From Mastering Regular Expressions:
Named capture:
\b(?<Area>\d\d\d\)-(?<Exch>\d\d\d)-(?<Num>\d\d\d\d)\b
This "fills the names" Area, Exch, and Num with the components of a US phone number. The program can then refer to each matched substring through its name, for example, RegexObj.Groups("Area") in VB.NET and most other .NET languages, RegexObj.Groups["Area"] in C#, RegexObj.group("Area") in Python, and $matches["Area"] in PHP. The result is clearer code.
Within the regular expression itself, the captured text is available via \k with .NET, and (?P=Area) in Python and PHP.
With Python and .NET (but not with PHP), you can use the same name more than once within the same expression.

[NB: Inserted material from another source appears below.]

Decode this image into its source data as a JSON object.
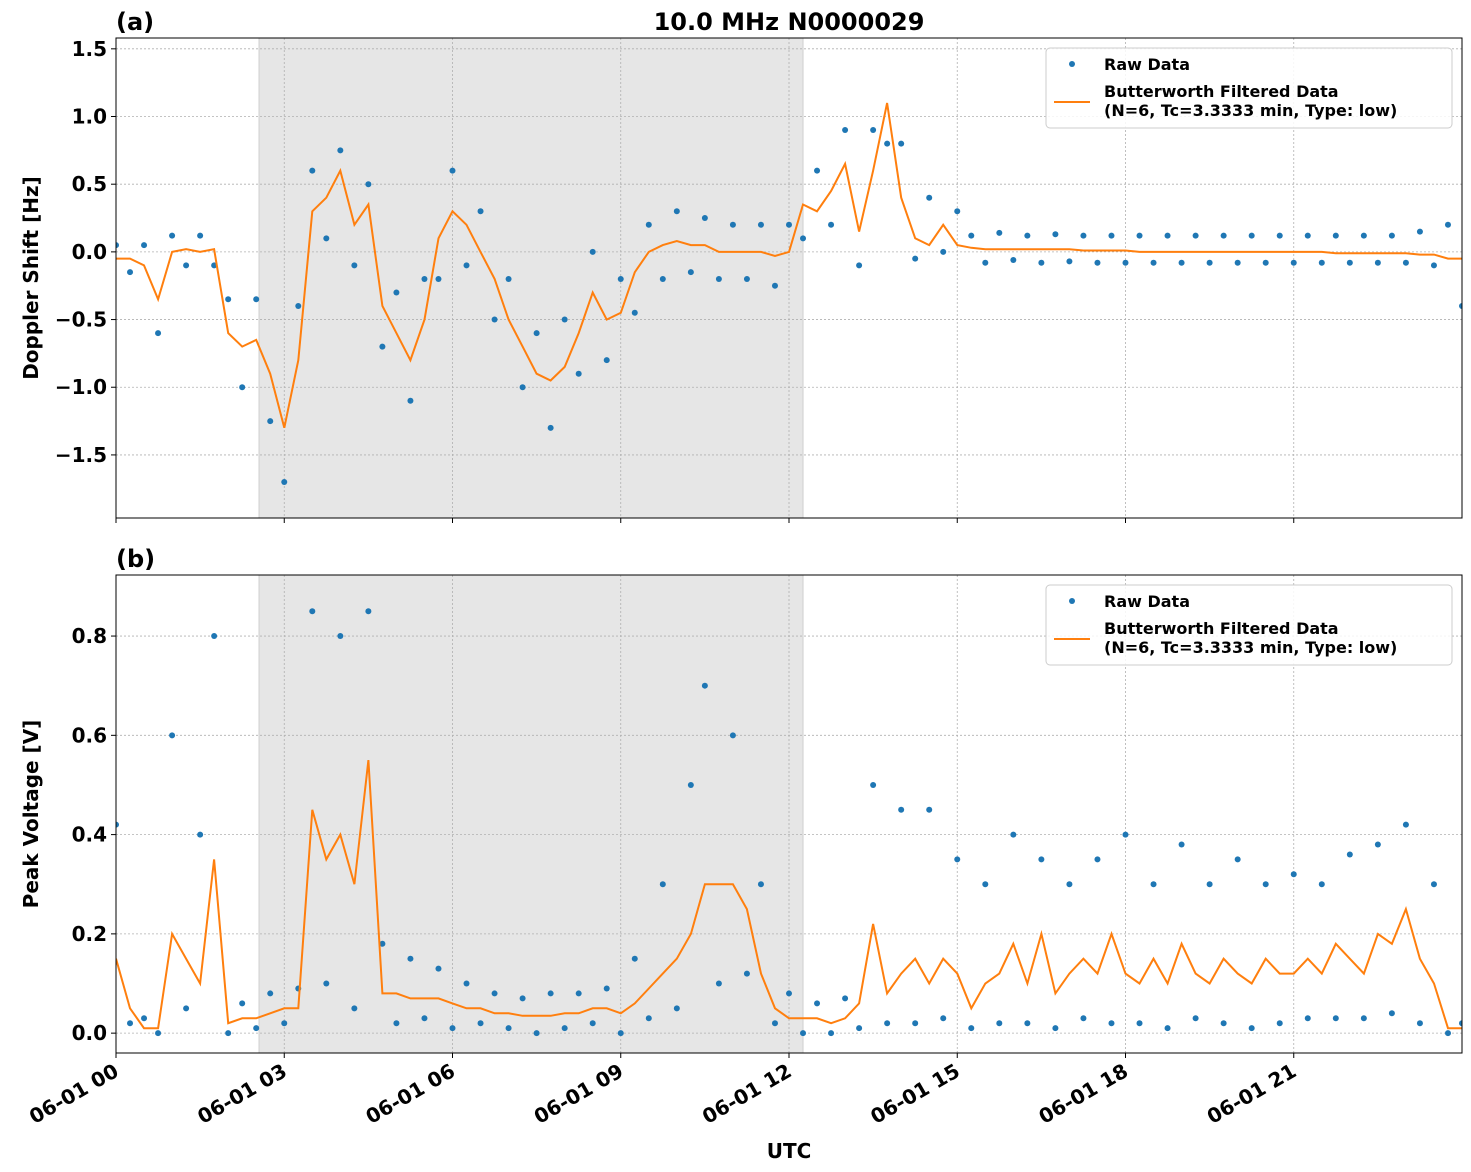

This is normally used for back reference problems. See: http://www.regular-expressions.info/named.html
This functionality gives you possibility to easily refer to what you have caught from code (see an example) or from regex itself, using friendly name, instead of an index. A simple example:
Regex regex = new Regex(@"(?<foo>[fF][oO][oO]) \k<foo>");
foreach (Match match in regex.Matches("bar fOO foO foO f0O"))
{
Console.WriteLine(match);
}
Prints
foO foO
This regex allows you to catch a "foo" with any combination of capital-small letters, but only, if it is preceded by another "foo" with exact the same set of capital-small letters. You can also refer to your group using match.Groups["name"]
syntax, so in this example, match.Groups["foo"]
will return "foO".
Edit: New example that will use \k<name> syntax.